I've heard stupider arguments for amending the Constitution — but not many.
The state's citizen initiative process is designed to act as a check on government power. It's been used to do what politicians didn't dare (getting rid of the big box ballot, legalizing same-sex marriage) and to block government from doing what it shouldn't (tax hikes in the guise of tax reform, the Uniform Property Tax). It's been successful (saving Bigelow Mountain, approving casinos) and unsuccessful (trying to manage forestry practices, trying to force the state to pay 55 percent of local school costs). It's been smart (passing a bottle-return law, allowing medical marijuana) and stupid (approving term limits, outlawing local measured phone service). And it ought to continue to provide voters a direct voice, whether it's about lifting the ban on recreational pot or imposing an animal-rights agenda on wildlife management.
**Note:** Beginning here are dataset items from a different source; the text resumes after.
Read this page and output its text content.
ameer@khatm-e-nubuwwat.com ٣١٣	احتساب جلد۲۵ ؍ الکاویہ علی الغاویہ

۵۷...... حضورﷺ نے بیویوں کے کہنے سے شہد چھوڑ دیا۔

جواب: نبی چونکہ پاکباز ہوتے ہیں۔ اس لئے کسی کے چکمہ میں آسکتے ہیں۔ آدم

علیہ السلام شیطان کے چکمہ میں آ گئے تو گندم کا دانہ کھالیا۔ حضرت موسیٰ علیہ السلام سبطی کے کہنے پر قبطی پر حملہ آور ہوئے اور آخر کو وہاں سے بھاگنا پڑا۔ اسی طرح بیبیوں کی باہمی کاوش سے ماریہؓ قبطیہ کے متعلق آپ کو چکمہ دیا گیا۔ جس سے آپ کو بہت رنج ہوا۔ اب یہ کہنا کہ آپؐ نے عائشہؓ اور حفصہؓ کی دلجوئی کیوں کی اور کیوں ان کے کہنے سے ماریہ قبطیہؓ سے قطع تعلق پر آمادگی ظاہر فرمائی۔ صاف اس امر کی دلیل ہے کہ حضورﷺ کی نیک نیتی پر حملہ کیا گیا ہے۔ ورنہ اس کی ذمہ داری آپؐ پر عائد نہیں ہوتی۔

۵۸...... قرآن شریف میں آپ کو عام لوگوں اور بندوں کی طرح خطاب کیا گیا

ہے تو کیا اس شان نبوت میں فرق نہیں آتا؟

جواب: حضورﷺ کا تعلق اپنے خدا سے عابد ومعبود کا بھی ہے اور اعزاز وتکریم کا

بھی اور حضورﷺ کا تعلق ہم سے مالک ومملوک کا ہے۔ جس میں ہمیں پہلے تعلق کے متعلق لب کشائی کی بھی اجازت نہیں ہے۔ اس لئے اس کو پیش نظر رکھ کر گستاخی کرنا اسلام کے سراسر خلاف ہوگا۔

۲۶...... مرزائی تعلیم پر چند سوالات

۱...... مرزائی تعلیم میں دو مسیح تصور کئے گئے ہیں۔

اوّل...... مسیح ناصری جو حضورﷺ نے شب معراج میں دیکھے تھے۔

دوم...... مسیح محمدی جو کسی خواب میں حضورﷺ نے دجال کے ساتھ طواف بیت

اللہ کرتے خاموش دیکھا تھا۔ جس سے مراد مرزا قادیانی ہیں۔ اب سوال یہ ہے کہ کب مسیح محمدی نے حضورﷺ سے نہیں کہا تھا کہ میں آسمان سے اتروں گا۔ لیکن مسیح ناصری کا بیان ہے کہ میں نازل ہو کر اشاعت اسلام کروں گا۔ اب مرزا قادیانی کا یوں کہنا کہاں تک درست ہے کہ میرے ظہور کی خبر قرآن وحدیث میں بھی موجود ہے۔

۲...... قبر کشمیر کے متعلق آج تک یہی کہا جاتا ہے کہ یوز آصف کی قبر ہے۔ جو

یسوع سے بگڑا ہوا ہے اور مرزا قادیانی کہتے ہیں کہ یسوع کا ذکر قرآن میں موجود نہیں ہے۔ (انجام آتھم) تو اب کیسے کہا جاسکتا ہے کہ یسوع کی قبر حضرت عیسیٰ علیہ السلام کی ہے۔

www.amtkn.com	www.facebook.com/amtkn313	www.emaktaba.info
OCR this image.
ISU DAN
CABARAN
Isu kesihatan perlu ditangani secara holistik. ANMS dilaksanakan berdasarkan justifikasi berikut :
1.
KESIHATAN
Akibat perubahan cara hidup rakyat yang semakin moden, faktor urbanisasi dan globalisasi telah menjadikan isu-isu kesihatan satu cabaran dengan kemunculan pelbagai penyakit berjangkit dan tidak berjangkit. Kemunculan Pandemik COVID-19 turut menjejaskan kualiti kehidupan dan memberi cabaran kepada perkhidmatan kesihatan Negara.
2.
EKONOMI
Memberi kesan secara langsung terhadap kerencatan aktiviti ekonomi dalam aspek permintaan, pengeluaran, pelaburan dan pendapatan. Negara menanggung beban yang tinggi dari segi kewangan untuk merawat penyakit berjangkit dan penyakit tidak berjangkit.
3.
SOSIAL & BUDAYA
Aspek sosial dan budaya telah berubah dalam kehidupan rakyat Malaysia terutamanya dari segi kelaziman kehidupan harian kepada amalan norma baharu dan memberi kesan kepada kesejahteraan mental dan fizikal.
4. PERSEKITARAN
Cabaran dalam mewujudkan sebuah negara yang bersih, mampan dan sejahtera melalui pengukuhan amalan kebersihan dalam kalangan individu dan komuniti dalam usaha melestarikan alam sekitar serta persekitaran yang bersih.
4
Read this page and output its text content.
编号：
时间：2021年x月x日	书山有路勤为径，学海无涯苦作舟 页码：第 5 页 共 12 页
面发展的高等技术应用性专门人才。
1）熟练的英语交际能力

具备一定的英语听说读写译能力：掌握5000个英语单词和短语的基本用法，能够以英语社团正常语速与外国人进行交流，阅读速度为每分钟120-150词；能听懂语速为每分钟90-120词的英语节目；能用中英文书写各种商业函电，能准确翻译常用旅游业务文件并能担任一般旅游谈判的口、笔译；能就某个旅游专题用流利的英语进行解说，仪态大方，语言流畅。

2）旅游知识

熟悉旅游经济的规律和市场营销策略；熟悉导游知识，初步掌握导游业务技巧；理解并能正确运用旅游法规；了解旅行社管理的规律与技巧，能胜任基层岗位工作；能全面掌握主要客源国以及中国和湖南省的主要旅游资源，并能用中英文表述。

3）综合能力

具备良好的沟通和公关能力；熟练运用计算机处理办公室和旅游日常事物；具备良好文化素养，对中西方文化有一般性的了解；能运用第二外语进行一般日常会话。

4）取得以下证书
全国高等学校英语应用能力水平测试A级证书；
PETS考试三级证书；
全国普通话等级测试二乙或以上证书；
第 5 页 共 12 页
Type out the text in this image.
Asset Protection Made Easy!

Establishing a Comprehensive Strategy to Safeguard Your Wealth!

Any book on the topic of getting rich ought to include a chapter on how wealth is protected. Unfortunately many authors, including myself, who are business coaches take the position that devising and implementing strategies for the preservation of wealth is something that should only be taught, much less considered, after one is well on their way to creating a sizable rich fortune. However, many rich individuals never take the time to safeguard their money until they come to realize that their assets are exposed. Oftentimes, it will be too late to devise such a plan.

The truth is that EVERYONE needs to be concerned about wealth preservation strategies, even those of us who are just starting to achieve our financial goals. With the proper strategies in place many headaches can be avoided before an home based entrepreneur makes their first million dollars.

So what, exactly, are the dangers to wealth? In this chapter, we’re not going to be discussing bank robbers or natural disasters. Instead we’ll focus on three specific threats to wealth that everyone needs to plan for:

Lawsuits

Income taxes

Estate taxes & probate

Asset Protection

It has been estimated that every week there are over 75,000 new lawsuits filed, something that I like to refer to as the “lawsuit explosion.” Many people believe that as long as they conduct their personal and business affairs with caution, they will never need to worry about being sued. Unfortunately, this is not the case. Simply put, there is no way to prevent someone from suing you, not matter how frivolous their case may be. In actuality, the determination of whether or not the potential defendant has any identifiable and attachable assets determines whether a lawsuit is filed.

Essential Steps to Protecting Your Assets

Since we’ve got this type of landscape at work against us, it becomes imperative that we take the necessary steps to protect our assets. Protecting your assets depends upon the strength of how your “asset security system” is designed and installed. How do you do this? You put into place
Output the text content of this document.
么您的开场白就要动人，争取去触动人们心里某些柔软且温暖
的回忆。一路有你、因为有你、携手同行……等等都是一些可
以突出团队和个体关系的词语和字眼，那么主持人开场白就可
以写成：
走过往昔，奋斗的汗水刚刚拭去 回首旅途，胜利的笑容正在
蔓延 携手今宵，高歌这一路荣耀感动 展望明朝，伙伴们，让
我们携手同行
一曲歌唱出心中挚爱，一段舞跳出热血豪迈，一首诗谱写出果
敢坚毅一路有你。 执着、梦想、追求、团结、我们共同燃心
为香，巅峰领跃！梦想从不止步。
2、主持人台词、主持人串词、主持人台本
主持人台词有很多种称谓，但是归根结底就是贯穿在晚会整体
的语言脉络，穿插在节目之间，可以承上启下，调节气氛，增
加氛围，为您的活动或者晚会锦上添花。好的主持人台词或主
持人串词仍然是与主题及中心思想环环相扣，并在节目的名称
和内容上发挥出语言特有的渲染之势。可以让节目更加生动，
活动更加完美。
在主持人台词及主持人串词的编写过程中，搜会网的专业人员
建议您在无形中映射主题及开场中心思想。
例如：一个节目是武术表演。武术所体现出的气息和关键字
Trahan has called on the Second Amendment so often to defend gun owners' rights that he seems to have forgotten how to argue against bad ideas without some constitutional backup. But bearing arms is not the same as hunting bears.
Defeating the Humane Society requires no meddling with fundamental law, but rather rational arguments, common sense — and a reminder about where proper restrooms for bears belong.